Et ils sont inspirés par la Révolution – encore une fois, au plus fort de la folie de la Révolution culturelle, ils y trouvent leur inspiration. C’est une coïncidence – ou peut-être pas – que beaucoup de gens comparent ce que nous voyons dans nos rues aujourd’hui aux gardes rouges de l’époque, de la révolution culturelle et ils disent que nous traversons le même type de culture. révolution.

Et nous voyons cela, par exemple avec les «sessions de lutte» qui ont lieu. C’est un terme de la révolution culturelle maoïste. Mais nous avons maintenant les mêmes choses, dans la «formation anti-racisme», qui ne sont que des séances de lutte, dans lesquelles les gens doivent confesser leurs péchés. Il faut obliger les gens à expier des choses qu’ils n’ont pas faites, des péchés qu’ils n’ont pas commis; cette idée de péché collectif ou des péchés de ses ancêtres, portant les péchés de ses ancêtres.
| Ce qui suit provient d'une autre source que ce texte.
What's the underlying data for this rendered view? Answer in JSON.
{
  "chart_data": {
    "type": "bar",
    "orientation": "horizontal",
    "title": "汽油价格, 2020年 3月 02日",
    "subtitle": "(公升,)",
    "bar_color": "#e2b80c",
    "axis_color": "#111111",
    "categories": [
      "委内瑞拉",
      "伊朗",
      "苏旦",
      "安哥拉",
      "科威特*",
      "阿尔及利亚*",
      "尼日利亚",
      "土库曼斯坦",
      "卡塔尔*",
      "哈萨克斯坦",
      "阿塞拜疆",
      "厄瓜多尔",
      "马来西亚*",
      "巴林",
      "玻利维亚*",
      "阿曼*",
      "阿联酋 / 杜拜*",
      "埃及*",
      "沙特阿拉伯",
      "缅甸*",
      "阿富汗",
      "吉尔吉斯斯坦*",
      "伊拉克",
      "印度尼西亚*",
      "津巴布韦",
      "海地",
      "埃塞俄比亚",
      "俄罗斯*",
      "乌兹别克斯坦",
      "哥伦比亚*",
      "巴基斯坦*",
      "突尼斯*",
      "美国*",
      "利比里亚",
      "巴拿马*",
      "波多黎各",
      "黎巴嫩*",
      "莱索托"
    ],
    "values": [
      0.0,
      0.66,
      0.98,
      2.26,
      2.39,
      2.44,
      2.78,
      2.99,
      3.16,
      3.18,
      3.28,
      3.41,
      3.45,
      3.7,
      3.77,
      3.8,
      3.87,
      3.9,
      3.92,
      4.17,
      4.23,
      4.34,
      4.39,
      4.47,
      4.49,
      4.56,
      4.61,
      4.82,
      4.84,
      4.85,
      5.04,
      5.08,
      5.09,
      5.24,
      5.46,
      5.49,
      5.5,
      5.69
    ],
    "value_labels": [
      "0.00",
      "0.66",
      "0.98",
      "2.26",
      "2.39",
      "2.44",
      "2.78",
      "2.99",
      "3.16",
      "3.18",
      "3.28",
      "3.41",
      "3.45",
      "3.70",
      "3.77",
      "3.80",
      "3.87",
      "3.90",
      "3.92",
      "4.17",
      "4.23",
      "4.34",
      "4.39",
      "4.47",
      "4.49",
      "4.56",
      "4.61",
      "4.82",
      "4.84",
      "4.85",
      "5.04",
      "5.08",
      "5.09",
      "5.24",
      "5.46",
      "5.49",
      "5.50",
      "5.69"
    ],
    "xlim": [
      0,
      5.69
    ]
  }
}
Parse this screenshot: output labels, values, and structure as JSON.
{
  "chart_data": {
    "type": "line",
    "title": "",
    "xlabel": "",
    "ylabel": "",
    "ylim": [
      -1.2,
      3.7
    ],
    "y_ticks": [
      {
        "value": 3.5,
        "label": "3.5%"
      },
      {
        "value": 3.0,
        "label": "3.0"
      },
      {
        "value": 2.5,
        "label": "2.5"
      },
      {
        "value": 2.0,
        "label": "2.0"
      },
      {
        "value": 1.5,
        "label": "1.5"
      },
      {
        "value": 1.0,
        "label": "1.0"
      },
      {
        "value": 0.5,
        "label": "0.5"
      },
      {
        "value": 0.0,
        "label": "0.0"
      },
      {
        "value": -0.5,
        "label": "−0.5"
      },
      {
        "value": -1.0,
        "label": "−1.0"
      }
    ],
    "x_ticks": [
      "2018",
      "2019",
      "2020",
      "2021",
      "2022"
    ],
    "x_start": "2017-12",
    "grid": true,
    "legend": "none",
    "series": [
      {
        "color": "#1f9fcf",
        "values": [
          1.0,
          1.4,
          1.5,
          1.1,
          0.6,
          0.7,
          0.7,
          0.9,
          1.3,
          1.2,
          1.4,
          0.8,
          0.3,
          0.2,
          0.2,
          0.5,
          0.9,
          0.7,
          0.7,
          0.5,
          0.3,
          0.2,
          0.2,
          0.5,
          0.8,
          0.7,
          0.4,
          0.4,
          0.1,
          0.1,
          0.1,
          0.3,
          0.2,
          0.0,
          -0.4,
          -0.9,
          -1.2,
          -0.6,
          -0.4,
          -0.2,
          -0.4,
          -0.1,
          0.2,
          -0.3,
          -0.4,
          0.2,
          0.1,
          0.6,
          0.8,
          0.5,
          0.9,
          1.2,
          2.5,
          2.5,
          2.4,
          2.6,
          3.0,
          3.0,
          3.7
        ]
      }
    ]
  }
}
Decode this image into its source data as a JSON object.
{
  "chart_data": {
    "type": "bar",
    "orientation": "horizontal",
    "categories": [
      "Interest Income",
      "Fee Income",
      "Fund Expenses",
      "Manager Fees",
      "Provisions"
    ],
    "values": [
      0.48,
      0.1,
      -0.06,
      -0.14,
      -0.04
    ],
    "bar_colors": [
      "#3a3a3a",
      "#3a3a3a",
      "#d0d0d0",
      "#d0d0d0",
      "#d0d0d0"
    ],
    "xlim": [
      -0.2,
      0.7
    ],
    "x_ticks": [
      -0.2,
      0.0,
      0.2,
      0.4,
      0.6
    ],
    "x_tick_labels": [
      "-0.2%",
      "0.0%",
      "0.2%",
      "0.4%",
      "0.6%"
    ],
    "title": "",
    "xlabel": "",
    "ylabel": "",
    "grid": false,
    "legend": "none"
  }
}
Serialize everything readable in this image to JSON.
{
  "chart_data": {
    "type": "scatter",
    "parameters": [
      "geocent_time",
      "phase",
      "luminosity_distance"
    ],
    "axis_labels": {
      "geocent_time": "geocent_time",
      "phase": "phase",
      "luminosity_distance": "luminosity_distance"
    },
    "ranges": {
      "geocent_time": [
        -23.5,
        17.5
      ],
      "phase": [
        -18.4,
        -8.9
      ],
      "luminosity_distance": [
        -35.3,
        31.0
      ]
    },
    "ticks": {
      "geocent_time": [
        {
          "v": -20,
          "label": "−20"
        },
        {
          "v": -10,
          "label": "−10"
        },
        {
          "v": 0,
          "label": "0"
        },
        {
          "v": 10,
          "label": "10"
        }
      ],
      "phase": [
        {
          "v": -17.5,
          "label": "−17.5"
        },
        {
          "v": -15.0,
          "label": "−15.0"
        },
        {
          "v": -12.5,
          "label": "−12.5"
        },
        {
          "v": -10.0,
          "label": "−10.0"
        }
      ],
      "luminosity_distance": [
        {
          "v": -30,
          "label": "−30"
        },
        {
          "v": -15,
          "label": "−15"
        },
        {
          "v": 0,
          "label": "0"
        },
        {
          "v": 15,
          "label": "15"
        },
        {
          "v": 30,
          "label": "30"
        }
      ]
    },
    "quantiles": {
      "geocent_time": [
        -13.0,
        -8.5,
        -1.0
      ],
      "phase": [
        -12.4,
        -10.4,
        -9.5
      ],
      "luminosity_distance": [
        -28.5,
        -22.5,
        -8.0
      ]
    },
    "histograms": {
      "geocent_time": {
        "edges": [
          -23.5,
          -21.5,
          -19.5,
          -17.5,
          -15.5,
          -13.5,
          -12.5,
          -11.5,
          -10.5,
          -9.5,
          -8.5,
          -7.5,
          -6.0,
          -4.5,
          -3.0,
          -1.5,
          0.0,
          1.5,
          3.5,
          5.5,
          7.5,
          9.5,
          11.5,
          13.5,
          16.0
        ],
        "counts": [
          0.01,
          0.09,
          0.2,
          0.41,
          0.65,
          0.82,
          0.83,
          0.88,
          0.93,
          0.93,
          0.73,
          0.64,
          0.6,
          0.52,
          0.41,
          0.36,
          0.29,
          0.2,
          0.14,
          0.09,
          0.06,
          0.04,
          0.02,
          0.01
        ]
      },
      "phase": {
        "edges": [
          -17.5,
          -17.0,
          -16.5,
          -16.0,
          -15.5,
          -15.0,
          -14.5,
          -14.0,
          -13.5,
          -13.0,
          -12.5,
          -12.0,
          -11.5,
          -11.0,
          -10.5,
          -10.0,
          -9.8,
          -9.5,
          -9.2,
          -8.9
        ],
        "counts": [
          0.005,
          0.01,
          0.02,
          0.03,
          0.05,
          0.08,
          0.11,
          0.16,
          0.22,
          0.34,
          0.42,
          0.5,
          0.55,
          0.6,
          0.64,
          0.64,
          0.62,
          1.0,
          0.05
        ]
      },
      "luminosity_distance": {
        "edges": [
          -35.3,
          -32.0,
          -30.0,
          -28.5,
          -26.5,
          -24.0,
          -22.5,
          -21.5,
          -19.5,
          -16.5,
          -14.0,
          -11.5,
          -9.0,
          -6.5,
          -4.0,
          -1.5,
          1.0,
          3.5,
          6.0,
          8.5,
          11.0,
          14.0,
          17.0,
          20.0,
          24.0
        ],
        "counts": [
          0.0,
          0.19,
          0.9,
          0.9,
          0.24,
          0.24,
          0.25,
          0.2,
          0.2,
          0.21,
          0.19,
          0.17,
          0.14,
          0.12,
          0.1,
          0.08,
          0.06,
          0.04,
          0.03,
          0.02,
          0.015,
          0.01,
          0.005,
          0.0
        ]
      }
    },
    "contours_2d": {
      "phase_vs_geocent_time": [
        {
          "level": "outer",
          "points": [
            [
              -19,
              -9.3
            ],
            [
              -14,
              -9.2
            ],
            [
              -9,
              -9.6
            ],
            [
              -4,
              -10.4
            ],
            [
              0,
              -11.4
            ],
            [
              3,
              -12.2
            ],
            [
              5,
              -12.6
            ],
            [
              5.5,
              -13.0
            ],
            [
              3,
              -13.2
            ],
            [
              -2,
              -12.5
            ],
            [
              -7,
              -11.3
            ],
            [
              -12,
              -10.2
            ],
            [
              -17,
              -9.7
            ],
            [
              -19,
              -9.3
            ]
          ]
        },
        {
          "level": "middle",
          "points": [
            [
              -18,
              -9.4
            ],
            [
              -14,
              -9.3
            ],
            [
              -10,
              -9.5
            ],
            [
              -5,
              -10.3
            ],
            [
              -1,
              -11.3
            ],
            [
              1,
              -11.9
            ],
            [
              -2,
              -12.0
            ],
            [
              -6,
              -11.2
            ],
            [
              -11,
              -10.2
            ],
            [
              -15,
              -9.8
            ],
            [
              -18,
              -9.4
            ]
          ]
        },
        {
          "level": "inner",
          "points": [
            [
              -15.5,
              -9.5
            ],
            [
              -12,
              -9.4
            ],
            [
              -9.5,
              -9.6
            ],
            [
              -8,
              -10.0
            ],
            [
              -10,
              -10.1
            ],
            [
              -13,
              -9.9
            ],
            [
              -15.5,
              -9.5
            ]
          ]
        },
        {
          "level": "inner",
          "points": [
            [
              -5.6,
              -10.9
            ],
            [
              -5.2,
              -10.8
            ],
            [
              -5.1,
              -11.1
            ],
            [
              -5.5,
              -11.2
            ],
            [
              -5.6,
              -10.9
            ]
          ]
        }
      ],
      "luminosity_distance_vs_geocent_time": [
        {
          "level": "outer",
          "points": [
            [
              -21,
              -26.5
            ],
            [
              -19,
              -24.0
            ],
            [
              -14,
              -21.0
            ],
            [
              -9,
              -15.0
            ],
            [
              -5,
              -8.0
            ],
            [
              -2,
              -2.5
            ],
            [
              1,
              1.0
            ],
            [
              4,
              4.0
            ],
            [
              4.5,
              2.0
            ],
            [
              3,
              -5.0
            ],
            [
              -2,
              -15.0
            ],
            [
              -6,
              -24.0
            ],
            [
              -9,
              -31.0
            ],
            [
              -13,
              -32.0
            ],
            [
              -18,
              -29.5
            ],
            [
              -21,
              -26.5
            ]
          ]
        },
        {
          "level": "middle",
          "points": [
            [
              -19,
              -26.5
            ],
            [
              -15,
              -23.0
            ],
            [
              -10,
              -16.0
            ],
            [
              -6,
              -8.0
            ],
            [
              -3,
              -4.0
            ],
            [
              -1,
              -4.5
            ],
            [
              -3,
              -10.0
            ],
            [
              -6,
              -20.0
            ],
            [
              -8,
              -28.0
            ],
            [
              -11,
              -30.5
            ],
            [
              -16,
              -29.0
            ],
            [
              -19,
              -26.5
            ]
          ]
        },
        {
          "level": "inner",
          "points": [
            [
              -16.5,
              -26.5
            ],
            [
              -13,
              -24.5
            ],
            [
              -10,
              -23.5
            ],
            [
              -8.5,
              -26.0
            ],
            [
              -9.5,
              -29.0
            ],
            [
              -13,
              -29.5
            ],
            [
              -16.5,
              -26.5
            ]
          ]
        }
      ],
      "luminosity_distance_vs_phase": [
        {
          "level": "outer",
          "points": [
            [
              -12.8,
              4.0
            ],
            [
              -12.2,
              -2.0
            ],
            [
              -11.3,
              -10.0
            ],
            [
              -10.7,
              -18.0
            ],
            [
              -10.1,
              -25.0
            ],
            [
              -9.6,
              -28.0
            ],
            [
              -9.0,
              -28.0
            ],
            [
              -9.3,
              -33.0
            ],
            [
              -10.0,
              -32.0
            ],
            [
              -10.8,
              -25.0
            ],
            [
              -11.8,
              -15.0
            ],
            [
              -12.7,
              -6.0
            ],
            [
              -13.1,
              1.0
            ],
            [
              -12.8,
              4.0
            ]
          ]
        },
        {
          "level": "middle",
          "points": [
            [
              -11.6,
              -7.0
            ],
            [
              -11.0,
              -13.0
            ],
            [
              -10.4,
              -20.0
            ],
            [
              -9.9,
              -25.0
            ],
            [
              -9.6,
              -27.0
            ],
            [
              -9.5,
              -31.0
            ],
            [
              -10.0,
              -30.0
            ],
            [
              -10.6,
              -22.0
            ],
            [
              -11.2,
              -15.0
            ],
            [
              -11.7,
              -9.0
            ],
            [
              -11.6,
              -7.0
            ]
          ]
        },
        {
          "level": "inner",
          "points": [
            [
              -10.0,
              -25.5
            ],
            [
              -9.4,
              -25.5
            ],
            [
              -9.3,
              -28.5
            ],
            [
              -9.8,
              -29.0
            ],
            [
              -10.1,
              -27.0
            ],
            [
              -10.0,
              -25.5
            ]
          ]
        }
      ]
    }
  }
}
Quiconque comprend quelque chose à la religion comprend que vous ne commettez pas les péchés de votre grand-père, vous ne les portez pas avec vous.


Mais je suis très heureux de noter, dans ce sens, que le président Trump a interdit ces séances de lutte, du moins à la main-d’œuvre fédérale, bien que j’aie entendu au département d’État, qu’il persiste à poursuivre l’une de ces sessions de lutte. Je vais voir si l’administration a pu les arrêter. Je pense qu’ils devraient être partis.

Surtout, Corporate America a adopté ces choses, dans une hâte de montrer de bonnes intentions, comme l’ont fait d’autres éléments de notre société. Ce sont des choses qui sortent tout droit du livre de jeu de Mao.